2 juillet 1966 – 5 h 34 – Moruroa : L’Heure H
Depuis le De Grasse, le vice-amiral Lorain donne le signal du tir après avoir consulté les chefs de la météo. Les conditions atmosphériques sont moins favorables que la veille, selon les rapports. Sur les bateaux bases, tout le monde est sur le pont pour assister au spectacle. M. Jacques Tauraa, président de l’Assemblée Territoriale ainsi que MM. Frantz Vanizette et Rudy Bambridge, Représentants, ont été invités sur le porte-avions Foch, mais aucun journaliste n’a été convié au spectacle. Les officiels et quelques personnels ont reçu des lunettes spéciales pour observer le début de l’explosion, mais la majorité devra se trouver le dos tourné à Moruroa jusqu’à ce que le haut-parleur du bord les autorise à regarder le déploiement du champignon.
Je fus fasciné
Avant de fuir l’atoll, nous jetâmes un dernier regard pour fixer dans notre mémoire ce que nous ne pensions plus revoir, cette envoûtante immobilité.

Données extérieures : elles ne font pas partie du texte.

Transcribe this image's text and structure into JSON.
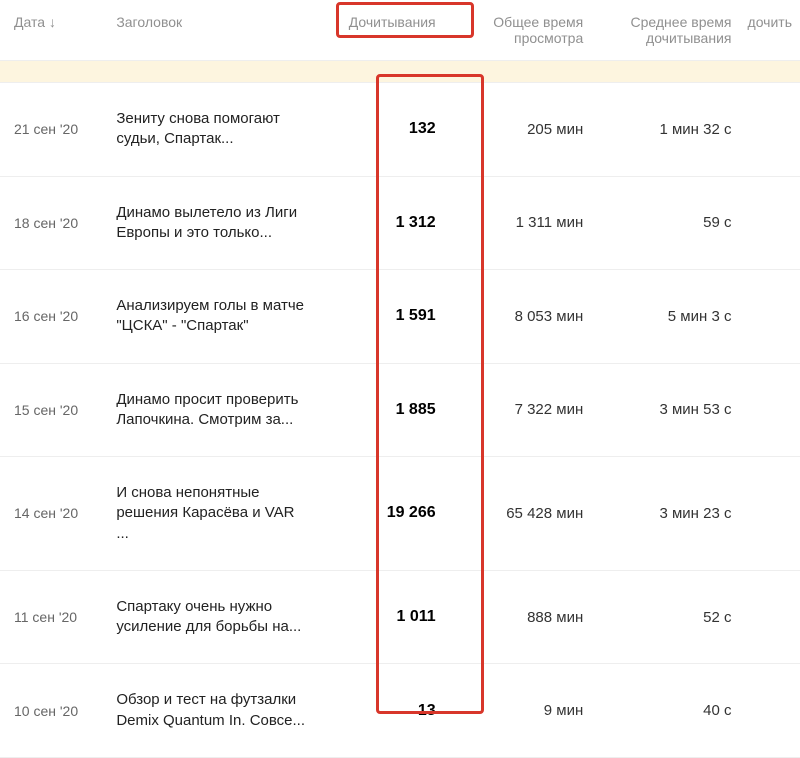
{
  "header": {
    "date": "Дата",
    "title": "Заголовок",
    "reads": "Дочитывания",
    "total_time": "Общее время просмотра",
    "avg_time": "Среднее время дочитывания",
    "extra": "дочить"
  },
  "rows": [
    {
      "date": "21 сен '20",
      "title": "Зениту снова помогают судьи, Спартак...",
      "reads": "132",
      "total": "205 мин",
      "avg": "1 мин 32 с"
    },
    {
      "date": "18 сен '20",
      "title": "Динамо вылетело из Лиги Европы и это только...",
      "reads": "1 312",
      "total": "1 311 мин",
      "avg": "59 с"
    },
    {
      "date": "16 сен '20",
      "title": "Анализируем голы в матче \"ЦСКА\" - \"Спартак\"",
      "reads": "1 591",
      "total": "8 053 мин",
      "avg": "5 мин 3 с"
    },
    {
      "date": "15 сен '20",
      "title": "Динамо просит проверить Лапочкина. Смотрим за...",
      "reads": "1 885",
      "total": "7 322 мин",
      "avg": "3 мин 53 с"
    },
    {
      "date": "14 сен '20",
      "title": "И снова непонятные решения Карасёва и VAR ...",
      "reads": "19 266",
      "total": "65 428 мин",
      "avg": "3 мин 23 с"
    },
    {
      "date": "11 сен '20",
      "title": "Спартаку очень нужно усиление для борьбы на...",
      "reads": "1 011",
      "total": "888 мин",
      "avg": "52 с"
    },
    {
      "date": "10 сен '20",
      "title": "Обзор и тест на футзалки Demix Quantum In. Совсе...",
      "reads": "13",
      "total": "9 мин",
      "avg": "40 с"
    }
  ]
}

Chahutés par la houle du large, nous attendions sans parler. Ces instants étaient hors de mots simples. Dans la nuit, seule la voix anonyme d’un speaker égrenait les chiffres du compte à rebours. Pendant ces minutes, on ne sait plus trop à quoi on va assister. J’avais l’impression d’être né dans un monde que je ne comprenais plus.

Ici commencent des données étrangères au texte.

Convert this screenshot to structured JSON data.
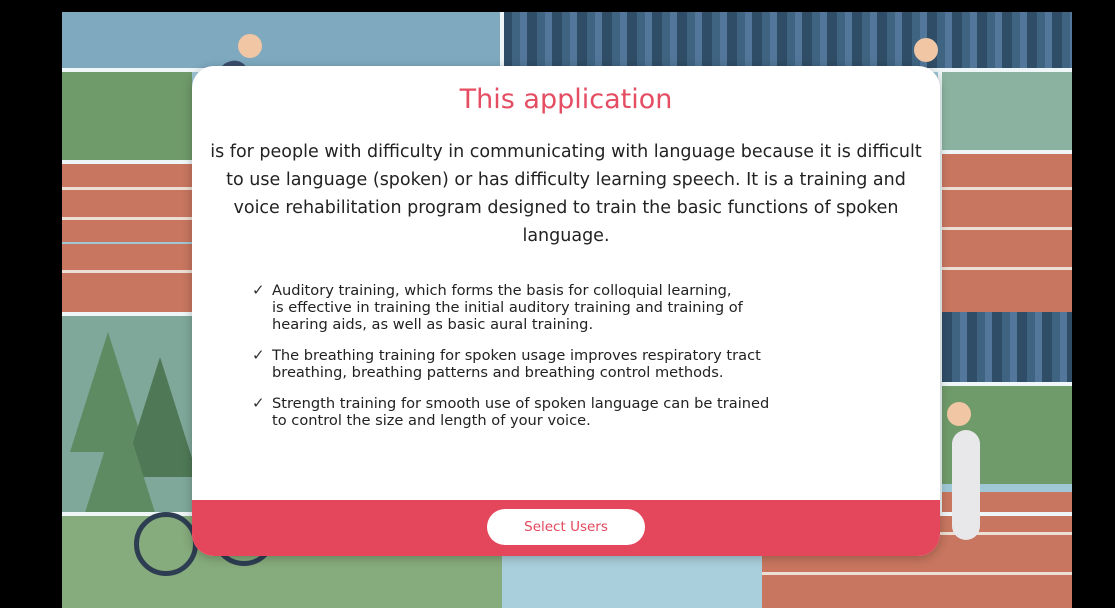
{
  "dialog": {
    "title": "This application",
    "intro": "is for people with difficulty in communicating with language because it is difficult to use language (spoken) or has difficulty learning speech. It is a training and voice rehabilitation program designed to train the basic functions of spoken language.",
    "features": [
      {
        "icon": "✓",
        "lines": [
          "Auditory training, which forms the basis for colloquial learning,",
          "is effective in training the initial auditory training and training of",
          "hearing aids, as well as basic aural training."
        ]
      },
      {
        "icon": "✓",
        "lines": [
          "The breathing training for spoken usage improves respiratory tract",
          "breathing, breathing patterns and breathing control methods."
        ]
      },
      {
        "icon": "✓",
        "lines": [
          "Strength training for smooth use of spoken language can be trained",
          "to control the size and length of your voice."
        ]
      }
    ],
    "button_label": "Select Users"
  },
  "colors": {
    "accent": "#e4475c",
    "title": "#e44d62",
    "letterbox": "#000000"
  }
}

On a beau savoir que la bombe est un objet de mort, lorsqu’elle explosa, je fus fasciné par cette lueur disgracieuse, par ce lever de soleil artificiel que les hommes orgueilleux avaient créé pour tuer. Devant un tel spectacle, je pense que l’on ne décide pas de devenir pacifiste, on le devient. Alors que la lumière s’identifie à la vie, la soudaine clarté nucléaire portait le masque du trépas.